The new Basic Energy Plan, put forward by an agency under the Ministry of Economy, Trade and Industry last week, states that nuclear power remains "an important source of energy for the country and operable reactors should be restarted once they pass security checks". This marks a departure from the previous administration's pledge to give up on nuclear power.
Given that the plan is supported by Prime Minister Shinzo Abe, it is likely to be endorsed by the cabinet.
The government shut 48 reactors after a massive earthquake and tsunami struck Fukushima in the northeast of Japan on March 11, 2011, crippling the local nuclear power plant and triggering multiple meltdowns and widespread contamination. It also sparked a strong anti-nuclear campaign, prompting the previous administration under Naoto Kan to close all the remaining nuclear power plants.

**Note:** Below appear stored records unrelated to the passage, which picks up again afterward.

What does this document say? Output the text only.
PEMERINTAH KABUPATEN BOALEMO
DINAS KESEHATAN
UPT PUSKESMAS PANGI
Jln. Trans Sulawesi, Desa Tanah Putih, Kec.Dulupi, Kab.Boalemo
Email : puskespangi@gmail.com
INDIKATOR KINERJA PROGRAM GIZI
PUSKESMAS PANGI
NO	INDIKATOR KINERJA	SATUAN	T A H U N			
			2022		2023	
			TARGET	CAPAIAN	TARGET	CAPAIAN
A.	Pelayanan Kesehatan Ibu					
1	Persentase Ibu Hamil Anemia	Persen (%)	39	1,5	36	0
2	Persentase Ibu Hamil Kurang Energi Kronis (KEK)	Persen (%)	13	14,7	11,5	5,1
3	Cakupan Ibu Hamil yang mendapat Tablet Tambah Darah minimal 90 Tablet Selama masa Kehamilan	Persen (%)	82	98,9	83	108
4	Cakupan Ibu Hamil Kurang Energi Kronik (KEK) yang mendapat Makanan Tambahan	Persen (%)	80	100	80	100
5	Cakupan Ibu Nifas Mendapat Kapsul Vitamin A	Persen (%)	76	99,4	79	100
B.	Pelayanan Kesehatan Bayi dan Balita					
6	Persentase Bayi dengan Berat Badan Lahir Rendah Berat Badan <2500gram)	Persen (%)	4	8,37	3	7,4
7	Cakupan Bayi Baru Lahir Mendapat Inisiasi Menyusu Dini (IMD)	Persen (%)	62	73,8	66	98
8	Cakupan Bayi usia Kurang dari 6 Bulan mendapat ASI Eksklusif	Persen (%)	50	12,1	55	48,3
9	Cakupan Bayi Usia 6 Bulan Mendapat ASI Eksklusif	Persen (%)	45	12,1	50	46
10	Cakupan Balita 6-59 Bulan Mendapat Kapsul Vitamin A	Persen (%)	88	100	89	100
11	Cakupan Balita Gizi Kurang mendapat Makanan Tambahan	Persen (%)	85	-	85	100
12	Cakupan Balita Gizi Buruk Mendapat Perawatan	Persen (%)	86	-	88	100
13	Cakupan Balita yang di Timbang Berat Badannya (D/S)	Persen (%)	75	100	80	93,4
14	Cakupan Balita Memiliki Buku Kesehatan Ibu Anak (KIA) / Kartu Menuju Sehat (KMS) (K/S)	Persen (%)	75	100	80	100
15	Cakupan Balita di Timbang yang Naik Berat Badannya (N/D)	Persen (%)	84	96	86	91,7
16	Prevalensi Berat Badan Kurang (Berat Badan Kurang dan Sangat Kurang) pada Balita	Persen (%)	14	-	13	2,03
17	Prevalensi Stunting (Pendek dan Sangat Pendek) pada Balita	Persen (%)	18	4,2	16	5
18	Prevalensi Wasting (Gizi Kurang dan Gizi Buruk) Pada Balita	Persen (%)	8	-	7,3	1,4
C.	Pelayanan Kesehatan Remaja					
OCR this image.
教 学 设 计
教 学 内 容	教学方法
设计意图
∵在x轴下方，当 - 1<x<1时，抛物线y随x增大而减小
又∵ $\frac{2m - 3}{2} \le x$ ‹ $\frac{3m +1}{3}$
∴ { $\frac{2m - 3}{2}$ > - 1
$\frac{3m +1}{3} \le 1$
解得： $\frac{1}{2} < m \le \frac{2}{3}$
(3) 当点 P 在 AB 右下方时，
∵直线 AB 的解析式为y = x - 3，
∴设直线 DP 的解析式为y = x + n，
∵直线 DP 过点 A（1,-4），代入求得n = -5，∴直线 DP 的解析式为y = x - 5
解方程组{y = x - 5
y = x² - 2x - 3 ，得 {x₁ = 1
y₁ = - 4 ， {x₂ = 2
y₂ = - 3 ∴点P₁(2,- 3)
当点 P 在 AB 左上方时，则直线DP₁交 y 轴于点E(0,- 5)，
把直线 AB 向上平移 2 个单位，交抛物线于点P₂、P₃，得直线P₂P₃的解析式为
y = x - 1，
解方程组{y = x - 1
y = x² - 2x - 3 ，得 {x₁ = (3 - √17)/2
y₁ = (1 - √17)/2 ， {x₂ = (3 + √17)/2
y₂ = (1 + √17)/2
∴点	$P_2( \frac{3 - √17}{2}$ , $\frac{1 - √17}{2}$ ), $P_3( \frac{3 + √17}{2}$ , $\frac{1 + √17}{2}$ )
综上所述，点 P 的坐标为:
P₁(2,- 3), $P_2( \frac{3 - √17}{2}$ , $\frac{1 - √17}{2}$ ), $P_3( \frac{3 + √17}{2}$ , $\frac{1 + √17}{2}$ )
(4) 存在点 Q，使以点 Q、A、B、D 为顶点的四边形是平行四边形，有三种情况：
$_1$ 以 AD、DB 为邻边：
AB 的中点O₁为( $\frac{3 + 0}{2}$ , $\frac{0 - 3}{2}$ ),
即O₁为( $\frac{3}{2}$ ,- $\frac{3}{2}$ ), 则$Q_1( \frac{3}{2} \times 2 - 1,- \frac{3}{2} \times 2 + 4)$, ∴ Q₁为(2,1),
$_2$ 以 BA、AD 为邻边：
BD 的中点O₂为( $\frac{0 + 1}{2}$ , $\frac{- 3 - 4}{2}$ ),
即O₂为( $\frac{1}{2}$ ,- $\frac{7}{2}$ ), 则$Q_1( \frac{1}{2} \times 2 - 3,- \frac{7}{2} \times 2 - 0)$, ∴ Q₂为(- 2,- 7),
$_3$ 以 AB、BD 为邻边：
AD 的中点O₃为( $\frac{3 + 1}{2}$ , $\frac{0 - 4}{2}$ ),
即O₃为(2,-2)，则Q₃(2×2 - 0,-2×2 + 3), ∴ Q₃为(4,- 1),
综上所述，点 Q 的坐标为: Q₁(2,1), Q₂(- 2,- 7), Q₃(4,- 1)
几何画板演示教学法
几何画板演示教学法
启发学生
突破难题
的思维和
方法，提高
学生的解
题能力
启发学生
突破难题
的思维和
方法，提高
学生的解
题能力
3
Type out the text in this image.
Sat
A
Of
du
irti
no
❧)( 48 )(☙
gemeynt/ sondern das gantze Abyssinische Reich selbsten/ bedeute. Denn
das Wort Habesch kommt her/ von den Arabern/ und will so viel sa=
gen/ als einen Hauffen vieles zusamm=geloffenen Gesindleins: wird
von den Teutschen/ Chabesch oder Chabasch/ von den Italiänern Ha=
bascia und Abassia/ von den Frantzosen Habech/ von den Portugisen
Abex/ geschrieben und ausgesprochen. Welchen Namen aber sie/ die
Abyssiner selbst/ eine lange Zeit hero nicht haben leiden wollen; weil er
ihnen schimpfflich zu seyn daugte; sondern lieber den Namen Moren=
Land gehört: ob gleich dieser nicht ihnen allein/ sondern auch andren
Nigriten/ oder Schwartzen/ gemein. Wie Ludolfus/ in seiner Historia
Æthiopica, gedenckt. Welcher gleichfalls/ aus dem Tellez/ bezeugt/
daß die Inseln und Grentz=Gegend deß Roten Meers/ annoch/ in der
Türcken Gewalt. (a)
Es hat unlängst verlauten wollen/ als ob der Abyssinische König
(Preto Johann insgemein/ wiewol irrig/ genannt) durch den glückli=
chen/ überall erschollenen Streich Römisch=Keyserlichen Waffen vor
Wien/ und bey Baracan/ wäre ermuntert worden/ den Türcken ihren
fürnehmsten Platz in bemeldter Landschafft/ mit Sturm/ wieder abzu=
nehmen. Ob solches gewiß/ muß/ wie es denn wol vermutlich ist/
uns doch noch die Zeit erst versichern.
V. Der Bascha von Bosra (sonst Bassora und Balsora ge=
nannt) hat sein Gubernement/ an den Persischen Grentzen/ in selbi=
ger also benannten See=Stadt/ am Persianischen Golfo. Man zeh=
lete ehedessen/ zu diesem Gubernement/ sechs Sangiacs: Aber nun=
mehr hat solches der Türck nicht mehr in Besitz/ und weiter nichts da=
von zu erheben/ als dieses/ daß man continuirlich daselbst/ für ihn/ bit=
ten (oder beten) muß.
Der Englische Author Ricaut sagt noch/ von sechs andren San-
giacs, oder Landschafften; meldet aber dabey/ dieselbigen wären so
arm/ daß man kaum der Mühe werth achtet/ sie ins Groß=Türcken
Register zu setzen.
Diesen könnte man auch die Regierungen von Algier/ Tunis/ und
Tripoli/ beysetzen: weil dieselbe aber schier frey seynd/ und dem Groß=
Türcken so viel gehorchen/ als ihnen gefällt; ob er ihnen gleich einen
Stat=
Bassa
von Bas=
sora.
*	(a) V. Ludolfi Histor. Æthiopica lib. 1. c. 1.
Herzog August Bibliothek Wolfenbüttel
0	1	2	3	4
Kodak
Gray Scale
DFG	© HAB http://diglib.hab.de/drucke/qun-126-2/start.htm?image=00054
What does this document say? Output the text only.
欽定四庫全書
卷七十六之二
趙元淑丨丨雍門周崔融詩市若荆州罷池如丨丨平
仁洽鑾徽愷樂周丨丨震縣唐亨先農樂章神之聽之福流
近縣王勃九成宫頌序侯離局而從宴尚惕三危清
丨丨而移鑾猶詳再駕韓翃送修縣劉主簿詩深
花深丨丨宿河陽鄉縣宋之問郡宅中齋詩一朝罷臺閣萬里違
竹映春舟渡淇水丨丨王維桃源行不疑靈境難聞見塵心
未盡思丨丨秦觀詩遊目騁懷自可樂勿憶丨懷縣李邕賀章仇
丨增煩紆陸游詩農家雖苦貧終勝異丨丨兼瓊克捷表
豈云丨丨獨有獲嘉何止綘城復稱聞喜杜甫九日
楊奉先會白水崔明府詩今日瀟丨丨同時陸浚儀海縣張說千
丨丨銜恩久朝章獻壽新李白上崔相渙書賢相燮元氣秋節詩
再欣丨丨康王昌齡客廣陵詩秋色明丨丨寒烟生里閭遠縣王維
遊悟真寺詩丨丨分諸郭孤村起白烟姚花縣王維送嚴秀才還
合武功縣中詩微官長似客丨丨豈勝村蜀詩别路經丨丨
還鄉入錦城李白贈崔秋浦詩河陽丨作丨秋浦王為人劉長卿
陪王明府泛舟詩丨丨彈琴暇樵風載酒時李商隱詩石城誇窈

But three years later, the anti-nuclear campaign is running out of steam. Since taking office in late 2012, Abe and his Liberal Democratic Party have been working to bring the nuclear reactors back online.
Public opinion, however, is divided. "Opinion polls show that the majority would like to move away from using nuclear power, but the anti-nuclear movement seems to have lost a bit of energy since the huge rallies of 2012," said Azby Brown, a Japan-based researcher with Safecast, a non-profit group that monitors radiation contamination around the world.
The latest blow for the anti-nuclear movement came last month when Yoichi Masuzoe, a pro-nuclear candidate backed by Abe, was elected governor of Tokyo, beating two anti-nuclear candidates.
Nuclear power supplied one-third of the country's energy needs before the disaster.